Warna Pelangi dan Fakta Dibalik Sejarahnya

Tulisan dari Berita Unik tidak mewakili pandangan dari redaksi kumparan

Warna pelangi secara berurutan adalah merah, jingga, kuning, hijau, biru, nila, dan ungu. Supaya lebih mudah mengingat warnanya, kamu bisa menyebutnya dengan mejikuhibiniu.
Warna pelangi mejikuhibiniu tidak terpisah-pisah. Saat melihat lebih dekat, kamu akan melihat setiap warna luntur menjadi satu dengan warna lain di sebelahnya.
Tidak ada kesepakatan universal mengenai warna pelangi yang betul. Ilmuwan bernama Isaac Asimov pernah mengatakan, bahwa dirinya tidak melihat nila sebagai warna yang terpisah antara biru dan ungu.
Terlepas dari apa yang dikatakan Asimov, tampaknya telah diterima secara umum bahwa warna pelangi asli adalah tujuh dan termasuk nila di dalamnya.
Astronom sekaligus matematikawan Inggris abad ke-17, Sir Isaac Newton merupakan orang pertama yang menyadari, bahwa manusia dapat melihat spektrum warna dengan memecah cahaya putih.
Cara paling alami untuk melihat spektrum warna adalah menggunakan tetesan hujan. Itulah mengapa cara terbaik untuk mengamati spektrum visual adalah melihat pelangi.

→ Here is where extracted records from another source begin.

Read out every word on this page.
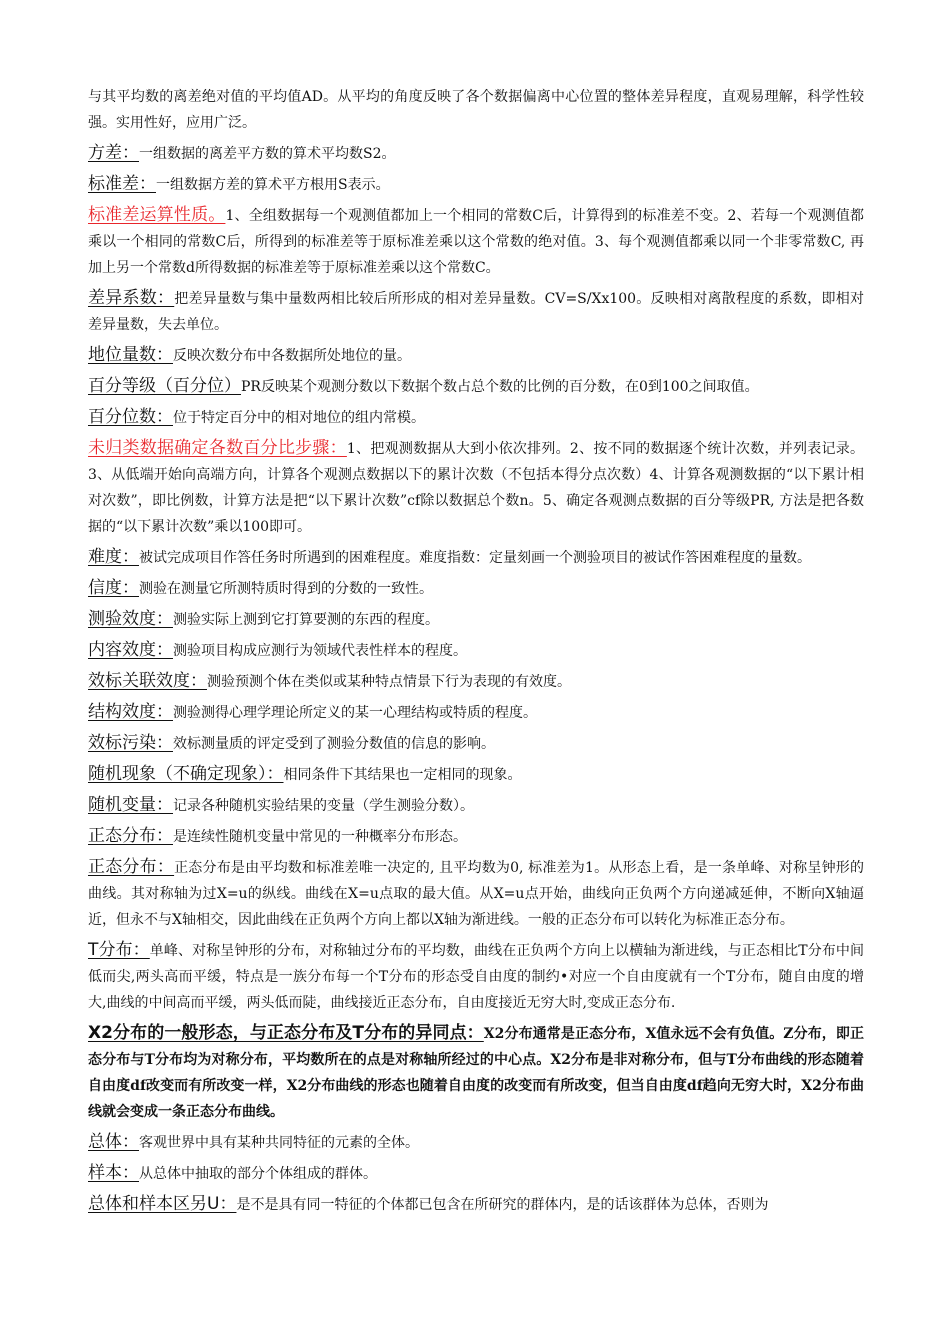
与其平均数的离差绝对值的平均值AD。从平均的角度反映了各个数据偏离中心位置的整体差异程度，直观易理解，科学性较强。实用性好，应用广泛。

方差：一组数据的离差平方数的算术平均数S2。

标准差：一组数据方差的算术平方根用S表示。

标准差运算性质。1、全组数据每一个观测值都加上一个相同的常数C后，计算得到的标准差不变。2、若每一个观测值都乘以一个相同的常数C后，所得到的标准差等于原标准差乘以这个常数的绝对值。3、每个观测值都乘以同一个非零常数C, 再加上另一个常数d所得数据的标准差等于原标准差乘以这个常数C。

差异系数：把差异量数与集中量数两相比较后所形成的相对差异量数。CV=S/Xx100。反映相对离散程度的系数，即相对差异量数，失去单位。

地位量数：反映次数分布中各数据所处地位的量。

百分等级（百分位）PR反映某个观测分数以下数据个数占总个数的比例的百分数，在0到100之间取值。

百分位数：位于特定百分中的相对地位的组内常模。

未归类数据确定各数百分比步骤：1、把观测数据从大到小依次排列。2、按不同的数据逐个统计次数，并列表记录。3、从低端开始向高端方向，计算各个观测点数据以下的累计次数（不包括本得分点次数）4、计算各观测数据的“以下累计相对次数”，即比例数，计算方法是把“以下累计次数”cf除以数据总个数n。5、确定各观测点数据的百分等级PR, 方法是把各数据的“以下累计次数”乘以100即可。

难度：被试完成项目作答任务时所遇到的困难程度。难度指数：定量刻画一个测验项目的被试作答困难程度的量数。

信度：测验在测量它所测特质时得到的分数的一致性。

测验效度：测验实际上测到它打算要测的东西的程度。

内容效度：测验项目构成应测行为领域代表性样本的程度。

效标关联效度：测验预测个体在类似或某种特点情景下行为表现的有效度。

结构效度：测验测得心理学理论所定义的某一心理结构或特质的程度。

效标污染：效标测量质的评定受到了测验分数值的信息的影响。

随机现象（不确定现象）：相同条件下其结果也一定相同的现象。

随机变量：记录各种随机实验结果的变量（学生测验分数）。

正态分布：是连续性随机变量中常见的一种概率分布形态。

正态分布：正态分布是由平均数和标准差唯一决定的, 且平均数为0, 标准差为1。从形态上看，是一条单峰、对称呈钟形的曲线。其对称轴为过X=u的纵线。曲线在X=u点取的最大值。从X=u点开始，曲线向正负两个方向递减延伸，不断向X轴逼近，但永不与X轴相交，因此曲线在正负两个方向上都以X轴为渐进线。一般的正态分布可以转化为标准正态分布。

T分布：单峰、对称呈钟形的分布，对称轴过分布的平均数，曲线在正负两个方向上以横轴为渐进线，与正态相比T分布中间低而尖,两头高而平缓，特点是一族分布每一个T分布的形态受自由度的制约•对应一个自由度就有一个T分布，随自由度的增大,曲线的中间高而平缓，两头低而陡，曲线接近正态分布，自由度接近无穷大时,变成正态分布.

X2分布的一般形态，与正态分布及T分布的异同点：X2分布通常是正态分布，X值永远不会有负值。Z分布，即正态分布与T分布均为对称分布，平均数所在的点是对称轴所经过的中心点。X2分布是非对称分布，但与T分布曲线的形态随着自由度df改变而有所改变一样，X2分布曲线的形态也随着自由度的改变而有所改变，但当自由度df趋向无穷大时，X2分布曲线就会变成一条正态分布曲线。

总体：客观世界中具有某种共同特征的元素的全体。

样本：从总体中抽取的部分个体组成的群体。

总体和样本区另U：是不是具有同一特征的个体都已包含在所研究的群体内，是的话该群体为总体，否则为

Melansir Sciencing, warna tujuh pelangi disebabkan oleh kombinasi pembiasan dan pantulan cahaya matahari oleh tetesan air di atmosfer.
Sejarah Dibalik Susunan Warna Pelangi
Warna urutan pelangi menjadi tujuh bukanlah sebuah kebetulan. Angka tujuh memiliki sejarah panjang dalam budaya barat. Science Trends mengatakan, semuanya bermula dari zaman Yunani Kuno.
Seorang ilmuwan bernama Pythagoras percaya, angka berkaitan erat dengan dunia nyata. Dalam pemikiran Pythagoras, matematika dan mistisisme digabungkan.
Misalnya, ketika dia menemukan bahwa tujuh not musik juga dapat diaplikasikan sebagai persamaan matematika.
Arti 7 Pelangi
Awalnya, para ilmuwan Inggris hanya melihat lima warna dalam pelangi, yaitu merah, kuning, hijau, biru, dan ungu.
Namun, hal tersebut berubah setelah Isaac Newton menambahkan warna jingga di antara kuning dan merah. Lalu, warna nila berada di antara ungu dan biru.
Isaac juga menambahkan, warna tersebut merupakan hasil pertimbangan antara hubungan pemikiran Phytagoras, musik, dan warna.
Melihat pemikiran Phytagoras saat itu, Isaac Newton berpikir jika warna pelangi 7 harus sesuai dengan jumlah not musik yang jumlahnya sama.
Sejarah tujuh warna pada pelangi sangat rumit dan panjang. Hal yang paling mengejutkan adalah adanya unsur matematika, numerologi, dan musik dalam urutan warna pelangi.
Meski sebagian besar orang telah menerima tujuh warna pelangi sebagai fakta, perkiraan Isaac Asimov mengenai nila harus dihilangkan. Artinya, pelangi hanya memiliki enam warna saja.